Figure 4.3 shows breakdown of scores by each criterion. It is demonstrated that, "taking into account weighting, wet cleaning and CO2 cleaning's impact on human health, environmental, and ecological criteria drove the outcome in this case. This was so despite CO2 cleaning's very poor performance in terms of economic impact. Poor performance by DF-2000, nPB, Rynex and Green Earth in terms of physical and chemical hazards placed those alternatives behind the existing technology-perchloroethylene dry cleaning."

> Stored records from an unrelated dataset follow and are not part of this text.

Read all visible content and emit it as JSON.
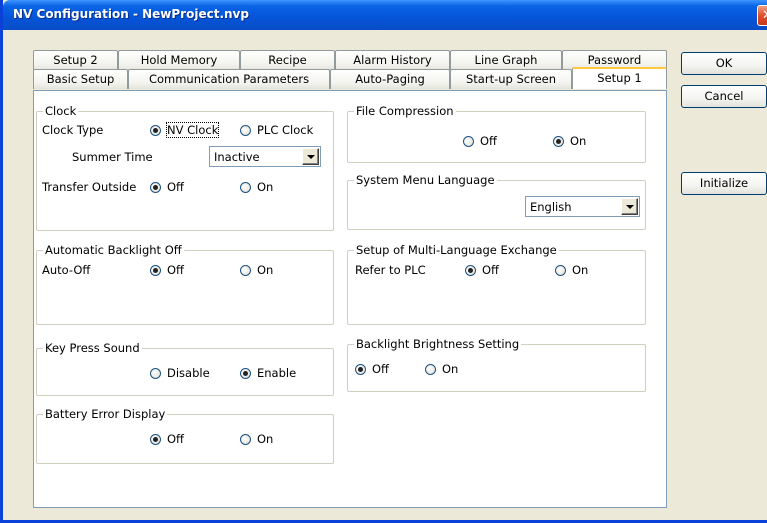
{
  "window": {
    "title": "NV Configuration - NewProject.nvp",
    "close_glyph": "✕"
  },
  "tabs_row1": [
    "Setup 2",
    "Hold Memory",
    "Recipe",
    "Alarm History",
    "Line Graph",
    "Password"
  ],
  "tabs_row2": [
    "Basic Setup",
    "Communication Parameters",
    "Auto-Paging",
    "Start-up Screen",
    "Setup 1"
  ],
  "active_tab": "Setup 1",
  "clock": {
    "legend": "Clock",
    "clock_type_label": "Clock Type",
    "nv_clock": "NV Clock",
    "plc_clock": "PLC Clock",
    "summer_time_label": "Summer Time",
    "summer_time_value": "Inactive",
    "transfer_outside_label": "Transfer Outside",
    "off": "Off",
    "on": "On"
  },
  "backlight_off": {
    "legend": "Automatic Backlight Off",
    "label": "Auto-Off",
    "off": "Off",
    "on": "On"
  },
  "key_sound": {
    "legend": "Key Press Sound",
    "disable": "Disable",
    "enable": "Enable"
  },
  "battery": {
    "legend": "Battery Error Display",
    "off": "Off",
    "on": "On"
  },
  "compression": {
    "legend": "File Compression",
    "off": "Off",
    "on": "On"
  },
  "language": {
    "legend": "System Menu Language",
    "value": "English"
  },
  "multilang": {
    "legend": "Setup of Multi-Language Exchange",
    "label": "Refer to PLC",
    "off": "Off",
    "on": "On"
  },
  "brightness": {
    "legend": "Backlight Brightness Setting",
    "off": "Off",
    "on": "On"
  },
  "buttons": {
    "ok": "OK",
    "cancel": "Cancel",
    "initialize": "Initialize"
  }
}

Example of score calculation
Wet cleaning technique, which outscored the other methods based on selected criteria, obtained a score of 0.15 for environmental impacts. This number is the product of the number of points assigned by the MAUT code and the average criterion weight (as prescribed in Table 4.2):
Score (Wet cleaning) = MAUT (Env. Impact) x Weight = 0.82 x 0.1833 = 0.15
The same technique received a MAUT ranking of 1 for physicochemical hazards (meaning it is least hazardous of all considered alternatives). Considering the weight of that criterion of 13.75% we calculate:
Score (Wet cleaning) = MAUT (Phys-Chem) x Weight = 1 x 0.1375 = 0.1375 ~ 0.14
In spite of better performance of wet cleaning on this criterion, its weighted score is lower than that obtained for the environmental impact, because of the lower weighing factor put on this category.